Une nuit de Noël, deux femmes s’en étaient allées à la messe de minuit, à Lectoure. En attendant qu’on sonnât à l’église de Saint-Gervais, elles marchaient, sur la promenade du Bastion. Tout en marchant, elles s’entravèrent à une branche.
— Catherine, dit Isabeau, ramasse donc cette branche.
Mais Catherine n’eut pas ramassé la branche, que le vent l’emporta, avec Isabeau, sur le plateau de Bustet, où les sorciers tenaient le sabbat.

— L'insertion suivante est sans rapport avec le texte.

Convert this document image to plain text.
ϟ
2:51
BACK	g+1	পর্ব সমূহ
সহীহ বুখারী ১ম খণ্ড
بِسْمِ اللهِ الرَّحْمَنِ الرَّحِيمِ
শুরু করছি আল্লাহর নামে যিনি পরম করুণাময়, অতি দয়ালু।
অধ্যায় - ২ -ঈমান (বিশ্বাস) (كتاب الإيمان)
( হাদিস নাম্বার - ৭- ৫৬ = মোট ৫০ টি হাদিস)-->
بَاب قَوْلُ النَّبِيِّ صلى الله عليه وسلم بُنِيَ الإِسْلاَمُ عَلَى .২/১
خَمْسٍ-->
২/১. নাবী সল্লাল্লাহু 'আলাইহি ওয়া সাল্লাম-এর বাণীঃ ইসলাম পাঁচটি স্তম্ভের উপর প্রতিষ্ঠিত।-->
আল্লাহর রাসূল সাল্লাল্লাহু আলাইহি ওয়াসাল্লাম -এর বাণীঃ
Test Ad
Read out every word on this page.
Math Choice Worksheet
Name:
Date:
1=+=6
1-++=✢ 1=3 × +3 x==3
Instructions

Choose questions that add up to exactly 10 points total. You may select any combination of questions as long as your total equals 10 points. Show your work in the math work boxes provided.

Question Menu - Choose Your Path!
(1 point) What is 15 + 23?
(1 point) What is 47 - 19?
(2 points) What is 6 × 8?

Les deux femmes reconnurent là force gens que l’on n’aurait jamais cru s’être donnés au Diable ; et elles en ont nommé plusieurs, qui n’en ont pas été contents. Tout ce méchant monde folâtrait et dansait en rond, en attendant que le Diable arrivât pour faire la paie. Enfin le Diable arriva, sur une charrette attelée de chats et d’escargots, et il ouvrit une grande caisse pleine d’écus et de louis d’or. Mais, à mesure qu’il payait, les écus se changeaient en charbons, et les louis d’or en feuilles de ronces sèches.
La paie faite, le Diable commença la male messe, en faisant le signe de la croix en terre avec le pied gauche ; et il lut le saint évangile tout à rebours. Au moment de la consécration, il leva en l’air une hostie noire à trois pointes ; et les crapauds et les rainettes se mirent à chanter.
Après la consécration, les gens du sabbat s’en allèrent en procession, chacun son cierge noir à la main, baiser le Diable sous la queue.
— Voici votre tour, dit une vieille sorcière à Catherine et à Isabeau. Y voulez-vous aller ?
— Non, mon Dieu !
Au nom Dieu, le Diable prit la fuite avec son méchant monde après lui. Aussitôt, Catherine et Isabeau se trouvèrent reportées sur la promenade du Bastion, comme on sonnait le premier coup de la messe de minuit.